Yes. The idea of extermination is in the air. And people believe that faced with extermination, they have the right to fight back. By any means necessary.
The entire thing is brilliant and is highly applicable to the Kurdish situation in Turkish-occupied Kurdistan. Read it all at ZNet.
For more on the legitimacy of armed resistance against colonialist and/or racist states, see UN Resolution 3103 (.pdf).
Meanwhile, the modern day Committee for Union & Progress meets this week in Washington (Thanks to the Saker for the link):
Gen. Ergin Saygun, deputy chief of the Turkish General Staff, will hold talks with Gen. James Cartwrigtht, vice chairman of the U.S. Joint Chiefs of Staff, later this week mainly to discuss intelligence sharing between the United States and the Turkish Armed Forces in the fight against PKK terrorists, officials said.Saygun is also expected to meet U.S. Under Secretary of Defense Eric Edelman and Gen. John Craddock, commander of U.S. forces in Europe (EUCOM) and supreme commander of NATO Allied Forces in Europe, as part of anti-PKK talks. EUCOM coordinates the U.S. military's intelligence-sharing mechanism with its Turkish counterparts.In the wake of the PKK's attacks on Turkish targets that escalated in September and early October, Ankara warned that it might send its army into neighboring northern Iraq where the PKK has bases.
[ . . . ]
Saygun, Cartwright and Gen. David Petraeus, commander of the coalition forces in Iraq, have been designated as point men in coordinating the U.S. and Turkish armed forces' anti-PKK work.Today and Wednesday, Saygun and Mary Beth Long, U.S. assistant secretary of defense for international security, will co-chair the annual meetings of the U.S.-Turkish High-Level Defense Group, a mechanism used by senior officials and generals to review the military and defense relationship of the two countries.
[ . . . ]
Saygun is scheduled to return to Turkey on Feb. 7 after visiting several U.S. bases throughout the country.

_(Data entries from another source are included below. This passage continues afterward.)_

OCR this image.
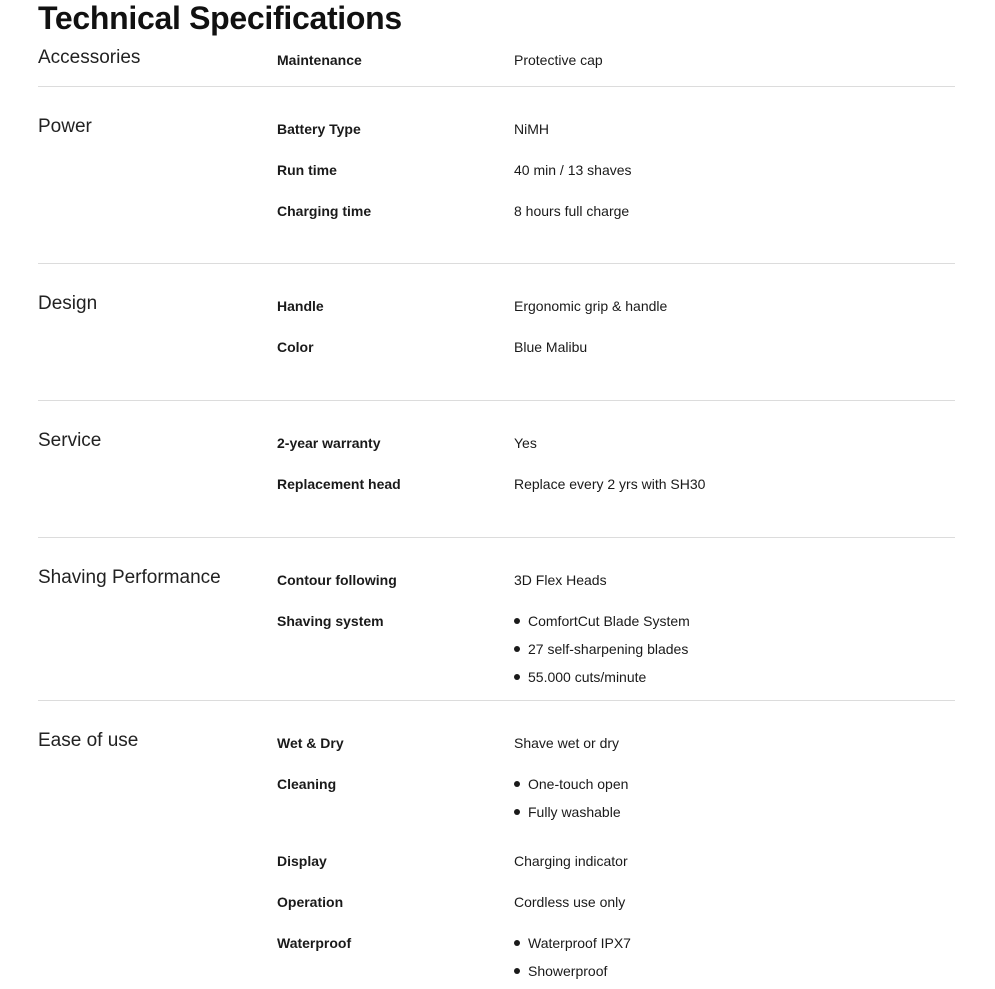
Technical Specifications
Accessories	Maintenance	Protective cap
Power	Battery Type	NiMH
Run time	40 min / 13 shaves
Charging time	8 hours full charge
Design	Handle	Ergonomic grip & handle
Color	Blue Malibu
Service	2-year warranty	Yes
Replacement head	Replace every 2 yrs with SH30
Shaving Performance	Contour following	3D Flex Heads
Shaving system	ComfortCut Blade System
27 self-sharpening blades
55.000 cuts/minute
Ease of use	Wet & Dry	Shave wet or dry
Cleaning	One-touch open
Fully washable
Display	Charging indicator
Operation	Cordless use only
Waterproof	Waterproof IPX7
Showerproof
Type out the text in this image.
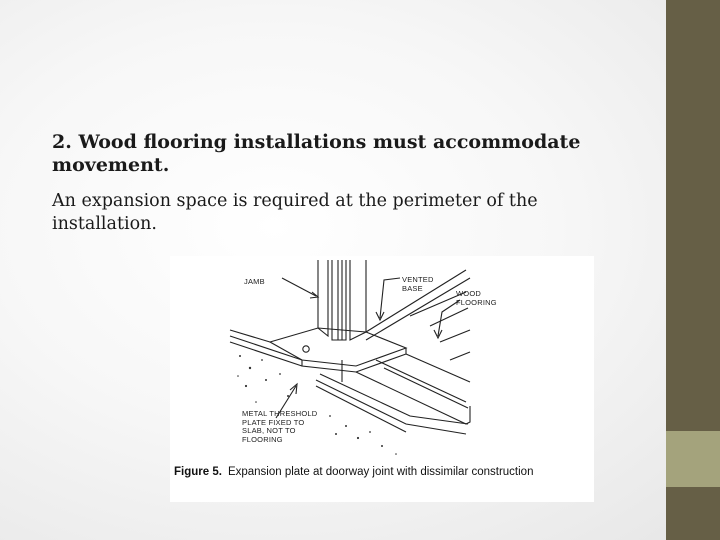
2. Wood flooring installations must accommodate movement.
An expansion space is required at the perimeter of the installation.
JAMB	VENTED BASE
WOOD FLOORING
METAL THRESHOLD PLATE FIXED TO SLAB, NOT TO FLOORING
Figure 5. Expansion plate at doorway joint with dissimilar construction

Remember that the intensification of operations in September was the direct result of Abdullah Gül's visit to Turkish military bases in Turkish-occupied Kurdistan, proving the close cooperation between the AKP and the Turkish military in its joint program of continued genocide of the Kurdish people.
Also, the Saker is carrying an article from Dissident Voice by Gary Leupp on Sibel Edmonds and focusing on Marc Grossman, to include a timeline of key dates in Sibel's story from 2001 to present. Reading the timeline, you'll see that Grossman is far more of a neocon than he's let on.
3 comments:
http://www.kurdishaspect.com/doc012908KS.html
Link to the Sibel movie
"Kill the Messenger"
http://disc.yourwebapps.com/discussion.cgi?disc=149495;article=116816;title=APFN
Thanks for the Kurdish Aspect link, Anonymous.